Estreia: “A Mulher da Casa Abandonada”, Prime Video

Kátia Lund foi uma das arquitetas de “Cidade de Deus”. Estava ali, no set, nas vielas, no olhar dos meninos que transformaram sua vida em ficção brutal. Foi co-diretora, construiu o verismo das cenas, decifrou códigos da periferia carioca que nenhuma lente estrangeira poderia captar. E, no entanto, a história oficial preferiu Fernando Meirelles como gênio solitário, herdeiro da glória. Ele virou nome de Oscar, viagens a Hollywood, entrevistas em Cannes. Ela virou rodapé. É o destino cruel de tantas mulheres no cinema: são lembradas como colaboradoras, nunca como criadoras.

Esse apagamento é denúncia. Quando se retira de uma mulher o crédito da obra, o que se reforça é a velha fábula patriarcal: homens são gênios, mulheres são auxiliares. Meirelles é celebrado, Kátia silenciada. O país que aplaudiu o filme esqueceu que havia, naquela explosão estética, a mão de uma diretora que sabia traduzir dor em imagem.

Anos depois, ela retorna, com audiência no streaming, e o título de sua nova empreitada parece uma ironia amarga: “A Mulher da Casa Abandonada”. Não é apenas a história de Margarida Bonetti, a brasileira que fugiu da Justiça norte-americana e se refugiou em uma mansão decadente em Higienópolis. É também, em certa medida, uma metáfora da própria Kátia: uma mulher que a indústria cinematográfica internacional quis abandonar, mas que resistiu ao esquecimento.
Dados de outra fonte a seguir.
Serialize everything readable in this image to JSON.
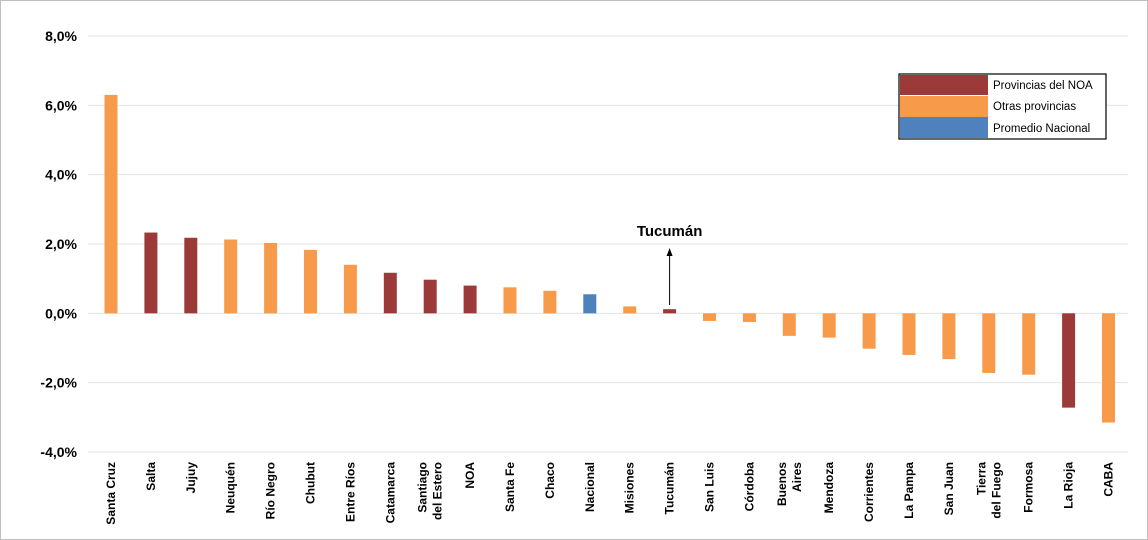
{
  "chart_data": {
    "type": "bar",
    "title": "",
    "xlabel": "",
    "ylabel": "",
    "ylim": [
      -4,
      8
    ],
    "y_ticks": [
      8,
      6,
      4,
      2,
      0,
      -2,
      -4
    ],
    "y_tick_labels": [
      "8,0%",
      "6,0%",
      "4,0%",
      "2,0%",
      "0,0%",
      "-2,0%",
      "-4,0%"
    ],
    "grid": true,
    "legend_position": "top-right",
    "colors": {
      "noa": "#9b3a38",
      "otras": "#f79a4a",
      "nacional": "#4f81bd"
    },
    "legend": [
      {
        "key": "noa",
        "label": "Provincias del NOA"
      },
      {
        "key": "otras",
        "label": "Otras provincias"
      },
      {
        "key": "nacional",
        "label": "Promedio Nacional"
      }
    ],
    "categories": [
      [
        "Santa Cruz"
      ],
      [
        "Salta"
      ],
      [
        "Jujuy"
      ],
      [
        "Neuquén"
      ],
      [
        "Río Negro"
      ],
      [
        "Chubut"
      ],
      [
        "Entre Ríos"
      ],
      [
        "Catamarca"
      ],
      [
        "Santiago",
        "del Estero"
      ],
      [
        "NOA"
      ],
      [
        "Santa Fe"
      ],
      [
        "Chaco"
      ],
      [
        "Nacional"
      ],
      [
        "Misiones"
      ],
      [
        "Tucumán"
      ],
      [
        "San Luis"
      ],
      [
        "Córdoba"
      ],
      [
        "Buenos",
        "Aires"
      ],
      [
        "Mendoza"
      ],
      [
        "Corrientes"
      ],
      [
        "La Pampa"
      ],
      [
        "San Juan"
      ],
      [
        "Tierra",
        "del Fuego"
      ],
      [
        "Formosa"
      ],
      [
        "La Rioja"
      ],
      [
        "CABA"
      ]
    ],
    "values": [
      6.3,
      2.33,
      2.18,
      2.13,
      2.03,
      1.83,
      1.4,
      1.17,
      0.97,
      0.8,
      0.75,
      0.65,
      0.55,
      0.2,
      0.12,
      -0.22,
      -0.25,
      -0.65,
      -0.7,
      -1.02,
      -1.2,
      -1.32,
      -1.72,
      -1.77,
      -2.72,
      -3.15
    ],
    "groups": [
      "otras",
      "noa",
      "noa",
      "otras",
      "otras",
      "otras",
      "otras",
      "noa",
      "noa",
      "noa",
      "otras",
      "otras",
      "nacional",
      "otras",
      "noa",
      "otras",
      "otras",
      "otras",
      "otras",
      "otras",
      "otras",
      "otras",
      "otras",
      "otras",
      "noa",
      "otras"
    ],
    "annotation": {
      "text": "Tucumán",
      "category_index": 14
    }
  }
}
O podcast de Chico Felitti já havia feito estrondo. Jornalismo narrativo, ritmo de thriller, uma voz em busca de uma personagem que parecia fantasma. O que o áudio oferecia era mistério, ambientação, o gosto amargo de um escândalo que se escondia a céu aberto. Mas faltava corpo, rosto, a presença física da vítima, Hilda Rosa dos Santos. A série dirigida por Kátia, agora no Prime Video, oferece justamente isso: o corpo da verdade. A palavra filmada da vítima, que finalmente fala.

Entre o podcast e a série há uma diferença essencial: no primeiro, Margarida é espectro, um enigma quase folclórico. Na segunda, ela é símbolo do Brasil que normaliza a servidão doméstica, que se recusa a encarar seu racismo estrutural. Felitti nos deu a ruína como mistério; Kátia nos dá a ruína como denúncia.

E é aí que o talento de Kátia aparece em plena forma. Sua câmera não se limita a ilustrar o áudio. Ela sabe que imagem é poder. A lente insiste nos detalhes da casa, na máscara branca de Margarida, nos silêncios constrangedores, mas sobretudo na dignidade da vítima. Ao dar rosto a Hilda, restitui humanidade àquela que foi reduzida a estatística e devolve força a todas as mulheres anônimas que ainda vivem sob grilhões invisíveis.

Há um eco incômodo: a mulher abandonada da série e a mulher que o cinema tentou abandonar. Duas histórias que se cruzam e se iluminam. Uma fugiu da Justiça e se escondeu em uma mansão; a outra foi encoberta pelo machismo estrutural da indústria cultural. Uma se tornou símbolo da impunidade; a outra, símbolo da resistência.

O ensaio social que emerge dessa obra é profundo. O caso Margarida não é isolado: após o sucesso do podcast, denúncias de trabalho análogo à escravidão doméstica aumentaram em mais de 60%. O Brasil descobriu que a casa abandonada é, na verdade, uma vizinhança inteira. Somos um país que normalizou a exploração, que ainda permite que mulheres pobres, na maioria dos casos negras vivam como sombras, invisíveis, sem salário, sem descanso, sem voz.

Kátia Lund, ao escolher essa história, parece também exigir: olhem para o que tentam esconder. Não apenas para Margarida, mas para todas. Seu gesto é político, reparação histórica. Não é só reconstruir uma narrativa jornalística, mas devolver densidade a uma experiência coletiva de abandono.

O resultado é uma série curta, três episódios, menos de duas horas no total, mas devastadora. Porque ali não está apenas a mulher da casa. Está a mulher do cinema, a mulher que foi escravizada, a mulher do Brasil. Está o espelho que não queremos encarar.

“Cidade de Deus” mostrou a violência que nos define. “A Mulher da Casa Abandonada” mostra a hipocrisia que nos sustenta. Entre um e outro, a trajetória de Kátia Lund é o fio invisível que costura um país que insiste em esquecer suas mulheres.

Fabrício Correia é crítico de cinema, escritor e jornalista. Integra a Academia Brasileira de Cinema e a União Brasileira de Escritores.